Calvin Klein looks for inspiration in the heartland
NEW YORK — When fashion designers offer up their odes to America, they tend to nibble around the country’s edges.
They love the shimmering skyline of Manhattan and the attitude of Brooklyn hipsters. They are entranced by California - the glamour of Hollywood and the beauty of the sweeping Pacific coastline. And every now and again, they will dabble in Texas cowboys or Miami decadence. But they rarely venture into the heartland.
Designers love to riff on the uniform of the wealthy. Or they elevate the sturdy, humble clothes of the poor. Fashion is more comfortable with extremes.
Recently, Raf Simons’s Calvin Klein 205W29NYC collection reflected the vast geographic region that holds the edges together. He celebrated the philosophical middle. The presentation, he said in his show notes, was about freedom.
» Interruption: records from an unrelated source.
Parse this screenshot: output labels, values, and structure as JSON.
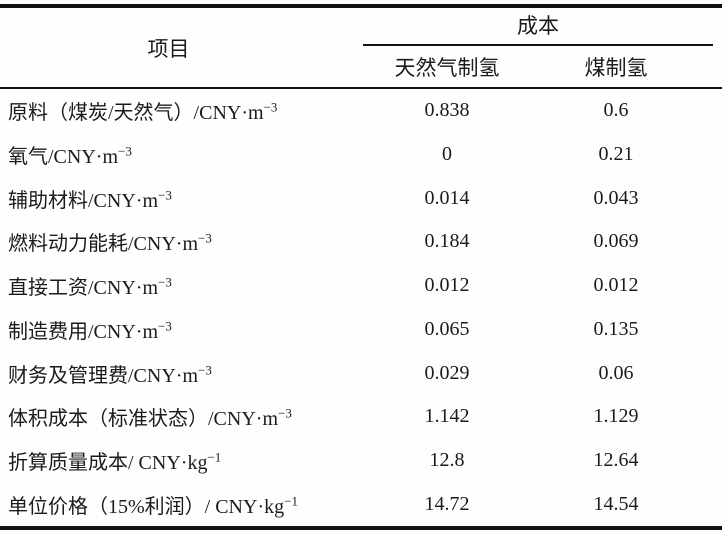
{
  "table": {
    "header": {
      "item_label": "项目",
      "cost_label": "成本",
      "sub_col1": "天然气制氢",
      "sub_col2": "煤制氢"
    },
    "rows": [
      {
        "label": "原料（煤炭/天然气）/CNY·m",
        "sup": "−3",
        "values": [
          "0.838",
          "0.6"
        ]
      },
      {
        "label": "氧气/CNY·m",
        "sup": "−3",
        "values": [
          "0",
          "0.21"
        ]
      },
      {
        "label": "辅助材料/CNY·m",
        "sup": "−3",
        "values": [
          "0.014",
          "0.043"
        ]
      },
      {
        "label": "燃料动力能耗/CNY·m",
        "sup": "−3",
        "values": [
          "0.184",
          "0.069"
        ]
      },
      {
        "label": "直接工资/CNY·m",
        "sup": "−3",
        "values": [
          "0.012",
          "0.012"
        ]
      },
      {
        "label": "制造费用/CNY·m",
        "sup": "−3",
        "values": [
          "0.065",
          "0.135"
        ]
      },
      {
        "label": "财务及管理费/CNY·m",
        "sup": "−3",
        "values": [
          "0.029",
          "0.06"
        ]
      },
      {
        "label": "体积成本（标准状态）/CNY·m",
        "sup": "−3",
        "values": [
          "1.142",
          "1.129"
        ]
      },
      {
        "label": "折算质量成本/ CNY·kg",
        "sup": "−1",
        "values": [
          "12.8",
          "12.64"
        ]
      },
      {
        "label": "单位价格（15%利润）/ CNY·kg",
        "sup": "−1",
        "values": [
          "14.72",
          "14.54"
        ]
      }
    ]
  },
  "chart_data": {
    "type": "table",
    "title": "",
    "row_header": "项目",
    "group_header": "成本",
    "columns": [
      "天然气制氢",
      "煤制氢"
    ],
    "rows": [
      "原料（煤炭/天然气）/CNY·m⁻³",
      "氧气/CNY·m⁻³",
      "辅助材料/CNY·m⁻³",
      "燃料动力能耗/CNY·m⁻³",
      "直接工资/CNY·m⁻³",
      "制造费用/CNY·m⁻³",
      "财务及管理费/CNY·m⁻³",
      "体积成本（标准状态）/CNY·m⁻³",
      "折算质量成本/ CNY·kg⁻¹",
      "单位价格（15%利润）/ CNY·kg⁻¹"
    ],
    "series": [
      {
        "name": "天然气制氢",
        "values": [
          0.838,
          0,
          0.014,
          0.184,
          0.012,
          0.065,
          0.029,
          1.142,
          12.8,
          14.72
        ]
      },
      {
        "name": "煤制氢",
        "values": [
          0.6,
          0.21,
          0.043,
          0.069,
          0.012,
          0.135,
          0.06,
          1.129,
          12.64,
          14.54
        ]
      }
    ]
  },
  "colors": {
    "rule": "#111111",
    "text": "#1b1b1b",
    "background": "#fefefe"
  }
}
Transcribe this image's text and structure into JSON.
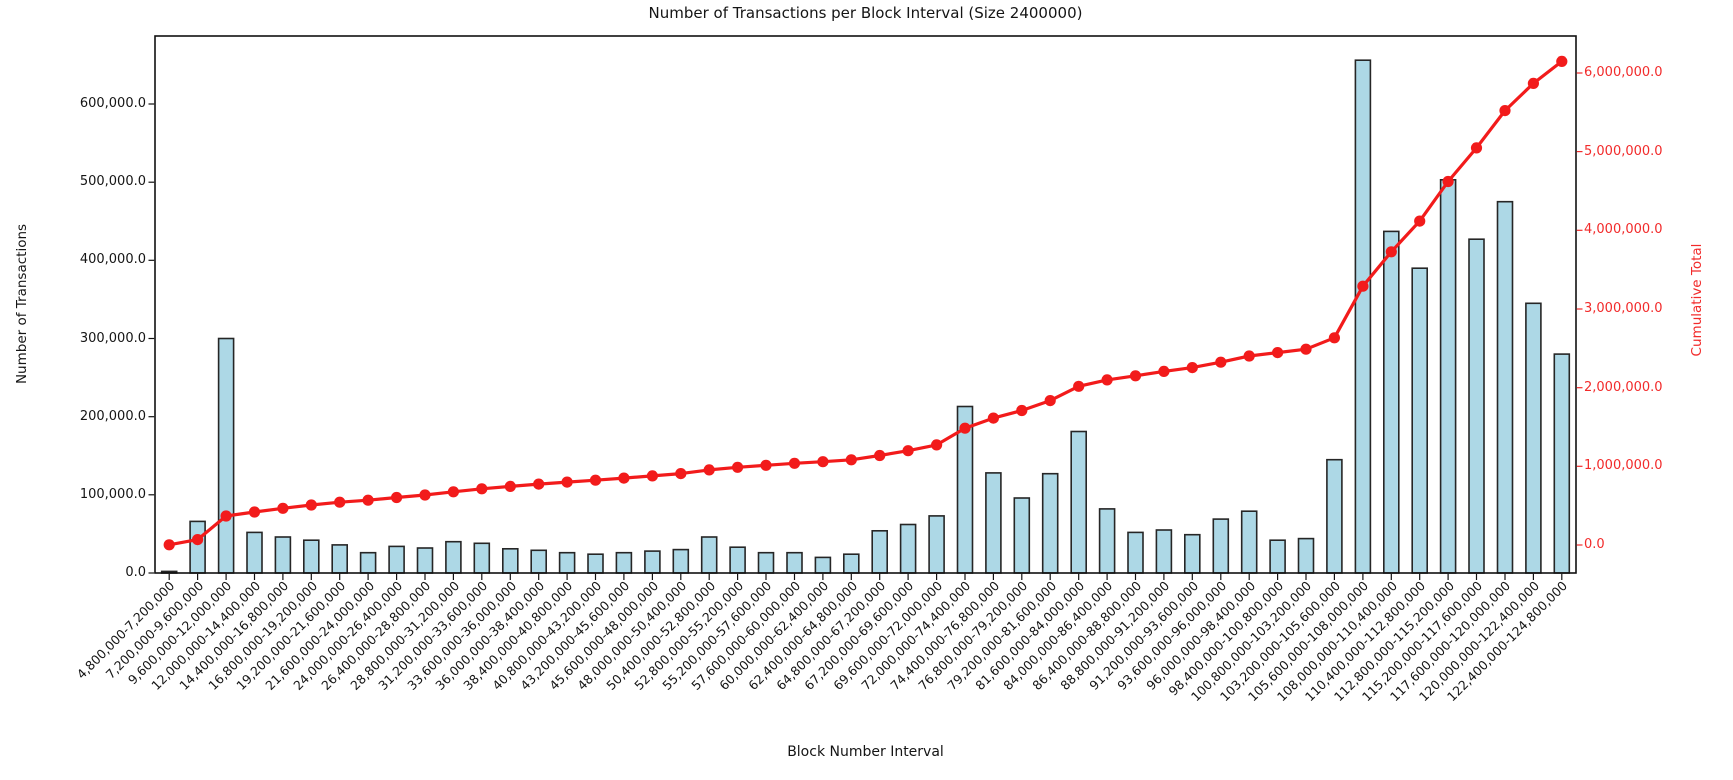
{
  "chart_data": {
    "type": "bar",
    "title": "Number of Transactions per Block Interval (Size 2400000)",
    "xlabel": "Block Number Interval",
    "ylabel_left": "Number of Transactions",
    "ylabel_right": "Cumulative Total",
    "grid": false,
    "legend": "none",
    "categories": [
      "4,800,000-7,200,000",
      "7,200,000-9,600,000",
      "9,600,000-12,000,000",
      "12,000,000-14,400,000",
      "14,400,000-16,800,000",
      "16,800,000-19,200,000",
      "19,200,000-21,600,000",
      "21,600,000-24,000,000",
      "24,000,000-26,400,000",
      "26,400,000-28,800,000",
      "28,800,000-31,200,000",
      "31,200,000-33,600,000",
      "33,600,000-36,000,000",
      "36,000,000-38,400,000",
      "38,400,000-40,800,000",
      "40,800,000-43,200,000",
      "43,200,000-45,600,000",
      "45,600,000-48,000,000",
      "48,000,000-50,400,000",
      "50,400,000-52,800,000",
      "52,800,000-55,200,000",
      "55,200,000-57,600,000",
      "57,600,000-60,000,000",
      "60,000,000-62,400,000",
      "62,400,000-64,800,000",
      "64,800,000-67,200,000",
      "67,200,000-69,600,000",
      "69,600,000-72,000,000",
      "72,000,000-74,400,000",
      "74,400,000-76,800,000",
      "76,800,000-79,200,000",
      "79,200,000-81,600,000",
      "81,600,000-84,000,000",
      "84,000,000-86,400,000",
      "86,400,000-88,800,000",
      "88,800,000-91,200,000",
      "91,200,000-93,600,000",
      "93,600,000-96,000,000",
      "96,000,000-98,400,000",
      "98,400,000-100,800,000",
      "100,800,000-103,200,000",
      "103,200,000-105,600,000",
      "105,600,000-108,000,000",
      "108,000,000-110,400,000",
      "110,400,000-112,800,000",
      "112,800,000-115,200,000",
      "115,200,000-117,600,000",
      "117,600,000-120,000,000",
      "120,000,000-122,400,000",
      "122,400,000-124,800,000"
    ],
    "series": [
      {
        "name": "Number of Transactions",
        "type": "bar",
        "axis": "left",
        "color": "#add8e6",
        "edge_color": "#262626",
        "values": [
          2000,
          66000,
          300000,
          52000,
          46000,
          42000,
          36000,
          26000,
          34000,
          32000,
          40000,
          38000,
          31000,
          29000,
          26000,
          24000,
          26000,
          28000,
          30000,
          46000,
          33000,
          26000,
          26000,
          20000,
          24000,
          54000,
          62000,
          73000,
          213000,
          128000,
          96000,
          127000,
          181000,
          82000,
          52000,
          55000,
          49000,
          69000,
          79000,
          42000,
          44000,
          145000,
          656000,
          437000,
          390000,
          503000,
          427000,
          475000,
          345000,
          280000
        ]
      },
      {
        "name": "Cumulative Total",
        "type": "line",
        "axis": "right",
        "color": "#f21b1b",
        "marker": "circle",
        "values": [
          2000,
          68000,
          368000,
          420000,
          466000,
          508000,
          544000,
          570000,
          604000,
          636000,
          676000,
          714000,
          745000,
          774000,
          800000,
          824000,
          850000,
          878000,
          908000,
          954000,
          987000,
          1013000,
          1039000,
          1059000,
          1083000,
          1137000,
          1199000,
          1272000,
          1485000,
          1613000,
          1709000,
          1836000,
          2017000,
          2099000,
          2151000,
          2206000,
          2255000,
          2324000,
          2403000,
          2445000,
          2489000,
          2634000,
          3290000,
          3727000,
          4117000,
          4620000,
          5047000,
          5522000,
          5867000,
          6147000
        ]
      }
    ],
    "ylim_left": [
      0,
      687000
    ],
    "ylim_right": [
      -356000,
      6470000
    ],
    "y_ticks_left": {
      "values": [
        0,
        100000,
        200000,
        300000,
        400000,
        500000,
        600000
      ],
      "labels": [
        "0.0",
        "100,000.0",
        "200,000.0",
        "300,000.0",
        "400,000.0",
        "500,000.0",
        "600,000.0"
      ]
    },
    "y_ticks_right": {
      "values": [
        0,
        1000000,
        2000000,
        3000000,
        4000000,
        5000000,
        6000000
      ],
      "labels": [
        "0.0",
        "1,000,000.0",
        "2,000,000.0",
        "3,000,000.0",
        "4,000,000.0",
        "5,000,000.0",
        "6,000,000.0"
      ]
    },
    "colors": {
      "bar_fill": "#add8e6",
      "bar_edge": "#262626",
      "line": "#f21b1b",
      "left_axis_text": "#151515",
      "right_axis_text": "#f22b2b",
      "background": "#ffffff"
    }
  }
}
His collection, titled “Landscapes,” was filled with handmade sweaters, firefighter coats, billowing work shirts, Looney Tunes-emblazoned sweaters, prairie dresses and a host of details that call to mind marching bands, quilts and smalltown America.
Simons’ beautifully expressed vision was unveiled at the American Stock Exchange building in the Financial District. It had been wholly transformed with the help of artist Sterling Ruby into an expressionist rendering of a farm landscape covered in snow. The ankle-deep fluff, however, wasn’t Styrofoam peanuts or confetti. It was popcorn. Surely an entire silo’s worth of corn kernels had been popped and poured into the building so that clouds of popcorn dust billowed up as guests trekked to their seats.
The room also was set with wooden benches, stools with bright red tractor seats, and skeletal 19th-century barns with walls plastered with plastered with artwork by Andy Warhol. The setting gave the entire collection a surreal, popcorn-movie quality — everything was more vivid, more lyrical.
Simons showed both menswear and womenswear on his runway, and the two collections were in constant, natural dialogue. The women were afforded the same chunky-knit sweaters, the same oversize coats, the same head-swaddling knit hats. There were broadly tailored wool plaid coats lined in shearling. Silver space-blanket jackets were backed with quilting. Oversize fireman-style coats gave a nod to these first responders’ wardrobe that felt more like appreciation than mimicry.
But while the prairie dresses look romantic when flowing out from beneath a chunky sweater or an oversized coat, the idea of a full Laura Ingalls Wilder fashion moment during one’s morning commute may have been Simons’ sole miscalculation. His patchwork dresses, however, were captivating.
Simons is reinventing the way in which Calvin Klein is defined in the popular imagination. He’s moving it away from a minimalist, sensual aesthetic toward one that is rooted in Americana, the visual arts and a kind of melancholy optimism. His youth are not raging against the system; they are considering precisely what the system means and how best to change it.
Simons is also establishing his own vocabulary. And for fall, he references the cadet pants and marching-band shirts that appeared one year ago in his first collection for the brand. As he moves from season to season, Simons isn’t dismissing what came before; he’s building on it. And for customers, that’s reassuring. It means the designer has faith that what he is doing now will still be relevant in a year or longer.
As Simons’ models stomped through the field of popcorn, they did so to evocative music from the 1960s — “The Sound of Silence,” “California Dreaming,” sweet-toned songs of longing, discontent and upheaval. But songs that also reflected a time of forward-progression in race relations, technology, civic engagement.
Simons continues to explore the America beyond the surface gloss, beyond the Chamber of Commerce pitch and far, far beyond the edges.